In any case, the new realities of the marketplace will define any strategic New Delhi-Moscow-Beijing axis of the kind first mooted in 1996 by former Russian Prime Minister Yevgeny Primakov. No wonder the major focus of the latest summit was apparently on consultations to promote business, trade and energy security among the three countries. That said, however, the loud thinking on the need for ‘multilateral diplomacy’ is obviously a neoned reference to the view that India, Russia and China could emerge as a counterbalance to Washington’s unilateral decision-making. It is obviously to emphasise this that the three countries have pointedly called for “reforming the UN” so that it could tackle conflicts between and within States, and the threat posed by international terrorism more effectively.

These three States have common interests (accounting for 40 per cent of the world’s population, a fifth of its economy and more than half of its nuclear warheads) and concerns (like those relating to Islamic terrorism) that make it hard to dismiss the idea peremptorily.

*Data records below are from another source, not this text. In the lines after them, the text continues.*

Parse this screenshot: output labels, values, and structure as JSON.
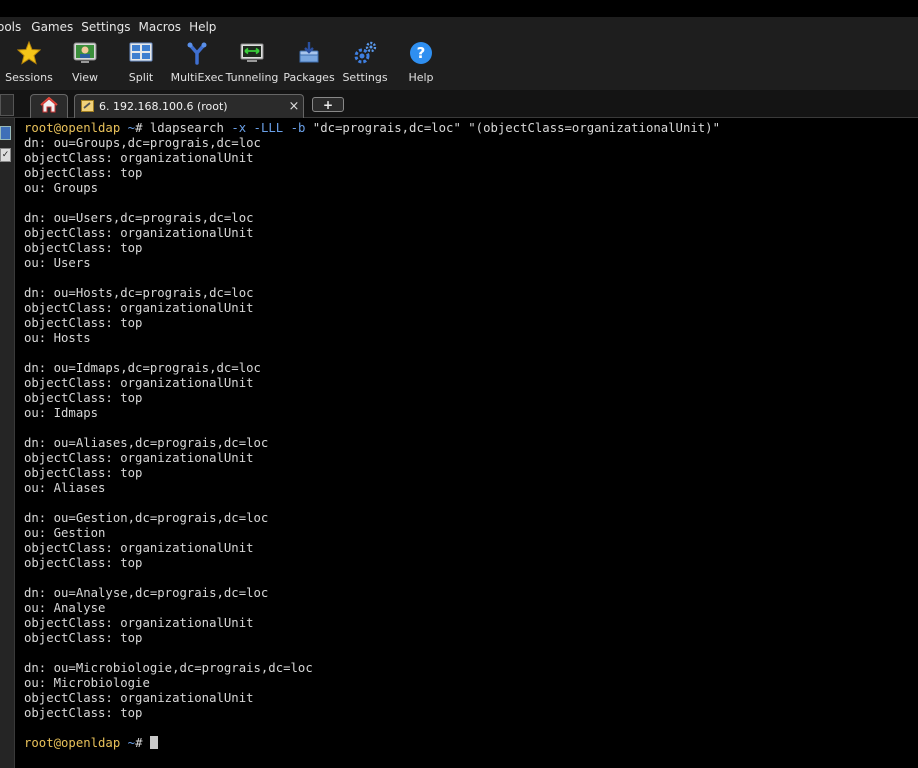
{
  "menu": [
    "ools",
    "Games",
    "Settings",
    "Macros",
    "Help"
  ],
  "toolbar": [
    {
      "label": "Sessions",
      "icon": "star-icon"
    },
    {
      "label": "View",
      "icon": "view-icon"
    },
    {
      "label": "Split",
      "icon": "split-icon"
    },
    {
      "label": "MultiExec",
      "icon": "multiexec-icon"
    },
    {
      "label": "Tunneling",
      "icon": "tunneling-icon"
    },
    {
      "label": "Packages",
      "icon": "packages-icon"
    },
    {
      "label": "Settings",
      "icon": "settings-icon"
    },
    {
      "label": "Help",
      "icon": "help-icon"
    }
  ],
  "tabs": {
    "session_title": "6. 192.168.100.6 (root)",
    "close_glyph": "×",
    "new_tab_glyph": "+"
  },
  "terminal": {
    "prompt_user": "root@openldap",
    "prompt_path": "~",
    "prompt_symbol": "#",
    "command": {
      "cmd": "ldapsearch",
      "opt1": "-x",
      "opt2": "-LLL",
      "opt3": "-b",
      "args": "\"dc=prograis,dc=loc\" \"(objectClass=organizationalUnit)\""
    },
    "output": [
      "dn: ou=Groups,dc=prograis,dc=loc",
      "objectClass: organizationalUnit",
      "objectClass: top",
      "ou: Groups",
      "",
      "dn: ou=Users,dc=prograis,dc=loc",
      "objectClass: organizationalUnit",
      "objectClass: top",
      "ou: Users",
      "",
      "dn: ou=Hosts,dc=prograis,dc=loc",
      "objectClass: organizationalUnit",
      "objectClass: top",
      "ou: Hosts",
      "",
      "dn: ou=Idmaps,dc=prograis,dc=loc",
      "objectClass: organizationalUnit",
      "objectClass: top",
      "ou: Idmaps",
      "",
      "dn: ou=Aliases,dc=prograis,dc=loc",
      "objectClass: organizationalUnit",
      "objectClass: top",
      "ou: Aliases",
      "",
      "dn: ou=Gestion,dc=prograis,dc=loc",
      "ou: Gestion",
      "objectClass: organizationalUnit",
      "objectClass: top",
      "",
      "dn: ou=Analyse,dc=prograis,dc=loc",
      "ou: Analyse",
      "objectClass: organizationalUnit",
      "objectClass: top",
      "",
      "dn: ou=Microbiologie,dc=prograis,dc=loc",
      "ou: Microbiologie",
      "objectClass: organizationalUnit",
      "objectClass: top",
      ""
    ]
  },
  "colors": {
    "prompt_user": "#e8c15a",
    "prompt_path": "#6aa0e8",
    "background": "#000000"
  }
}
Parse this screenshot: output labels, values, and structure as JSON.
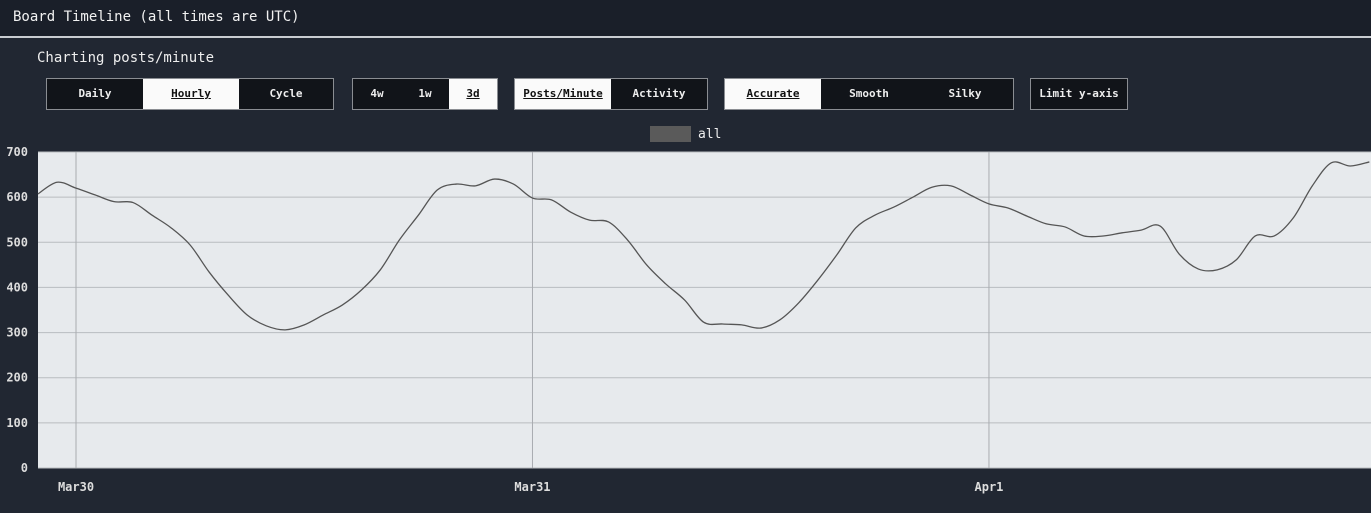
{
  "header": {
    "title": "Board Timeline (all times are UTC)"
  },
  "subtitle": "Charting posts/minute",
  "controls": {
    "interval": [
      {
        "label": "Daily",
        "active": false
      },
      {
        "label": "Hourly",
        "active": true
      },
      {
        "label": "Cycle",
        "active": false
      }
    ],
    "range": [
      {
        "label": "4w",
        "active": false
      },
      {
        "label": "1w",
        "active": false
      },
      {
        "label": "3d",
        "active": true
      }
    ],
    "metric": [
      {
        "label": "Posts/Minute",
        "active": true
      },
      {
        "label": "Activity",
        "active": false
      }
    ],
    "smoothing": [
      {
        "label": "Accurate",
        "active": true
      },
      {
        "label": "Smooth",
        "active": false
      },
      {
        "label": "Silky",
        "active": false
      }
    ],
    "limit_y": "Limit y-axis"
  },
  "chart_data": {
    "type": "line",
    "title": "",
    "xlabel": "",
    "ylabel": "posts/minute",
    "ylim": [
      0,
      700
    ],
    "yticks": [
      0,
      100,
      200,
      300,
      400,
      500,
      600,
      700
    ],
    "xticks": [
      {
        "label": "Mar30",
        "hour": 0
      },
      {
        "label": "Mar31",
        "hour": 24
      },
      {
        "label": "Apr1",
        "hour": 48
      }
    ],
    "x_unit": "hours since Mar30 00:00 UTC",
    "xlim": [
      -2,
      68.2
    ],
    "grid": true,
    "legend": "top-center",
    "series": [
      {
        "name": "all",
        "color": "#555555",
        "x_start": -2,
        "x_step": 1,
        "values": [
          607,
          633,
          620,
          605,
          590,
          588,
          560,
          532,
          494,
          434,
          383,
          339,
          315,
          306,
          317,
          339,
          361,
          394,
          439,
          505,
          560,
          616,
          629,
          625,
          640,
          629,
          598,
          594,
          567,
          549,
          545,
          505,
          450,
          408,
          372,
          323,
          319,
          317,
          310,
          328,
          366,
          416,
          472,
          532,
          560,
          578,
          600,
          622,
          625,
          605,
          585,
          576,
          558,
          541,
          534,
          514,
          514,
          521,
          527,
          536,
          474,
          441,
          439,
          461,
          514,
          514,
          554,
          625,
          676,
          669,
          678
        ]
      }
    ]
  }
}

It’s no secret that Russia needs the markets of China and India just as the latter need the great energy resources of Russia, which has been increasingly assertive on the world stage under Vladimir Putin, who has presided over Russia’s oil-fuelled economic growth to restore confidence and a measure of the clout it lost when the Soviet Union collapsed. So any move to use the collective strength of these countries to bring sense and stability to the international order should be welcomed.